Çin'de test edilen ve 2020 yılı ile beraber tüm ülkede kullanılacağı değerlendirilen"Sosyal Kredi Sistemi" insanlığın yöneldiği gelecek hakkında önemli ipuçları içeriyor. İsveç Uluslararası İlişkiler Enstitüsü'nden  Johan Lagerkvist’in, "Hem bireysel davranışları hem de insanların okuduğu kitapların incelenmesi de dahil olmak üzere, hem derinlik hem de kapsam bakımından çok iddialı." dediği proje akıllara George Orwell’in “1984” adlı kitabını getiriyor.

Projeyi ekonomisinde ve toplumunda “güvenilirliği” teşvik etme girişimi olarak tanıtan Çin, Batı tarzı kredi notlarını daha geniş kapsamlı ve müdahaleci önlemlerle birleştiren bir sosyal kredi sistemi ile deney yapıyor. Ancak bu sosyal deney yoğun bir kontrol sürecini gerektiriyor. Sistem; çevrimiçi ödeme sağlayıcıları tarafından hesaplanan sıralamalardan mahallelere veya şirketlere verilen puanlara kadar her şeyi içeriyor. Yüksek ısınma faturalarında ve banka kredilerinde indirimler gibi avantajlar sağlıyor.

Rongcheng’de başlanan sosyal kredi deneyi, geleceğin mikrokozmosu gibi duruyor. 2020 için planlanan kredi sistemi, şehirler, bakanlıklar, ödeme sistemleri,  kütüphaneler ve işyerleri tarafından oluşan bir “ekosistem” olacak. Hepsi görünmez bilgi ağıyla birbirine bağlı olacak.

Leiden Üniversitesi Çin hukuku profesörü Rogier Creemers, 1,4 milyar insanı puanlayan sistemin ne teknik açıdan ne de politik olarak çalışamayacağını söylüyor. Creemers; "Sistem, mevcut kontrolleri ve Çin vatandaşlarının izlenmesini resmileştirerek mevcut bürokratik kontrol biçimlerini genişletecek ve otomatikleştirecektir." diyor. Creemers, daha büyük planda komünist partinin “Çin'i hoş ve kabul edilebilir bir yer haline getirerek” iktidarda kalmaya çalıştıklarını söylüyor. “Bu hayırlı olduğu anlamına gelmez. İnsanları mutlu etmek, güç kullanmaktan çok daha etkili bir araç.” diyor. Sosyolog Zhang Lifan, “Çin hükümeti sıradan insanları izlemek için Çin'i bir polis devletine, büyük bir hapishaneye dönüştürmek için yüksek teknoloji kullanmaya eğilimlidir”diyor.

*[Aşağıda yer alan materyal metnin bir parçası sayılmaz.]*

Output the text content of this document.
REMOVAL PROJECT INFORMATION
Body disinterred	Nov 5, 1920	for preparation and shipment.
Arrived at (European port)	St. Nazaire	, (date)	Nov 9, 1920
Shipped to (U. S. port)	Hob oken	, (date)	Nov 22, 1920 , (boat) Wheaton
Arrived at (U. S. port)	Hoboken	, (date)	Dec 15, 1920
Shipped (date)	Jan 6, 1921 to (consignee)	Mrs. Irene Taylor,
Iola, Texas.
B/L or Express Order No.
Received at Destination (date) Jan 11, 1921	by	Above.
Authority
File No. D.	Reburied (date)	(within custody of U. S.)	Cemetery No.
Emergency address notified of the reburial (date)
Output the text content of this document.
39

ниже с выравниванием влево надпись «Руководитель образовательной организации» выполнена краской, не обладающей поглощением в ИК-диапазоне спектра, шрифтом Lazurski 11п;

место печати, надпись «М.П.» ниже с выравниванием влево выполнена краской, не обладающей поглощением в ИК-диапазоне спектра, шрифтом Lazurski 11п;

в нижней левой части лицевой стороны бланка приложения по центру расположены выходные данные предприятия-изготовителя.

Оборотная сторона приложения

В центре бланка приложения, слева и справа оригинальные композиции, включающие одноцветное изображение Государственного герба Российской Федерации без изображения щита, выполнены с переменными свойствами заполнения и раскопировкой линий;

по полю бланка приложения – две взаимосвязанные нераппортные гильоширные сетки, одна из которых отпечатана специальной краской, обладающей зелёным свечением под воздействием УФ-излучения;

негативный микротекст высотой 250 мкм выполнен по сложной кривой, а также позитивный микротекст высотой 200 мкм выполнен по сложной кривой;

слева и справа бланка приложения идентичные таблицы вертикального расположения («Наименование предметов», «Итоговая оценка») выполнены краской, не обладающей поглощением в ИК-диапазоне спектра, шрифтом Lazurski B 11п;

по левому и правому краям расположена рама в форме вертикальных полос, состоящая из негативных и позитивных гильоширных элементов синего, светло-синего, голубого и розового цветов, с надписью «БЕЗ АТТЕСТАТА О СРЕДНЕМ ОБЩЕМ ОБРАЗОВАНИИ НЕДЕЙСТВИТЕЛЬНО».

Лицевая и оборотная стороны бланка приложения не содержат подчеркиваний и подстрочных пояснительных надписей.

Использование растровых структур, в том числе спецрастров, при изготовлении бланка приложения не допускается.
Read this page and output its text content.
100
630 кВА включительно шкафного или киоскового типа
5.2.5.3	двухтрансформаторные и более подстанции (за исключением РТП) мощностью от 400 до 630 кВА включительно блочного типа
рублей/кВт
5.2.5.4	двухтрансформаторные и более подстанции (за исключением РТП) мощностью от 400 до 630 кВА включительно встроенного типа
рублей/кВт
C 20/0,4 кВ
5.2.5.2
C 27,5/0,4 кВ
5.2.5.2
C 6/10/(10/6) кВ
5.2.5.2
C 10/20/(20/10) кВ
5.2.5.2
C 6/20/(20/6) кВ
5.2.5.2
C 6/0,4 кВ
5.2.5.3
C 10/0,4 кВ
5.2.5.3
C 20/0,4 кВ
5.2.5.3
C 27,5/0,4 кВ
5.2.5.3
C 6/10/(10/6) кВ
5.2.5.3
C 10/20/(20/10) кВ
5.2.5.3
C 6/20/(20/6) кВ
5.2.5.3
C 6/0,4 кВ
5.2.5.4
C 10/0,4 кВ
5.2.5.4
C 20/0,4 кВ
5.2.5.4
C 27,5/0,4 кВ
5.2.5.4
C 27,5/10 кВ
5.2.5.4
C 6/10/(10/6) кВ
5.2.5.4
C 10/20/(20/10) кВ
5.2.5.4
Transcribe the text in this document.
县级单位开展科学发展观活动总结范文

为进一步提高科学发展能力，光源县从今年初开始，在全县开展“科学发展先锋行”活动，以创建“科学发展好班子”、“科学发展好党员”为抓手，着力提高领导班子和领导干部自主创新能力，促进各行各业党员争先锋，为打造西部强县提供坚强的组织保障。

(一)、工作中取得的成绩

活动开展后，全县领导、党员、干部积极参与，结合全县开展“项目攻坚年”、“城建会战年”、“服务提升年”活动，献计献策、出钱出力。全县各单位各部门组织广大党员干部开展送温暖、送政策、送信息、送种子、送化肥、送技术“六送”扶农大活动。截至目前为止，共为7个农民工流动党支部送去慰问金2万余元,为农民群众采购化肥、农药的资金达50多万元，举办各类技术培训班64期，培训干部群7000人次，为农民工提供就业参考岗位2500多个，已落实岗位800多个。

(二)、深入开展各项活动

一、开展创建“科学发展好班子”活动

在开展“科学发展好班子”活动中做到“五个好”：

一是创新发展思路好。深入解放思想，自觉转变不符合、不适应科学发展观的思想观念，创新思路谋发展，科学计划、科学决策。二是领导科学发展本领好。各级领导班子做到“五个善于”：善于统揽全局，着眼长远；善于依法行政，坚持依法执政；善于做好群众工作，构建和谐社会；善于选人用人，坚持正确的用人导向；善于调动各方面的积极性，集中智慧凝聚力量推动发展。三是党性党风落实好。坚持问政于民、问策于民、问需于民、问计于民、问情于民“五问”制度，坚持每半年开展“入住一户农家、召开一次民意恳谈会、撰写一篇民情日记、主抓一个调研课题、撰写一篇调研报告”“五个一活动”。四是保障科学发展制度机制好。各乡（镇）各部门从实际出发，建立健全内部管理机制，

Çin'in Başkent Üniversitesi Felsefe ve Sosyal Bilimler Fakültesi'nde profesör olan Wang Shuqin, “Dijital ekonominin hızı göz önüne alındığında, insanların birbirlerinin kredi değerliliğini hızla doğrulayabilmeleri çok önemlidir”. diyerek farklı bir açıdan bakıyor.

Sonuç olarak Çin; söz konusu planı insan hayatına entegre etmek ve onlara fayda sağlaması için hem zorlama hem de işbirliği kullanıyor. Sanırım "Orwellian"olan da bu. Önümüzdeki süreçte tüm Çin'e yayılacak olan bu sistem "kontrol" kavramını farklı bir bağlama taşıyor. Biraz da “gramsciyen”bir hegemonya anlayışını ortaya koyan bu proje ile insanlar kendi rızaları (consent) ile sisteme entegre oluyorlar. Yapay zekanın, insanların her hareketini takip eden kamera sistemlerinin bu kadar etkin olduğu bir dünyada söz konusu proje nasıl bir seyir izleyecek dikkate değer.

2017 yılında Çin hükümeti, düşük sosyal kredi notuna sahip olması nedeniyle Çin Lunar Festivali sırasında ailelerinin yanına  seyahat eden altı milyondan fazla kişiye uçak bileti vermeyi reddettiği haberini de not düşelim.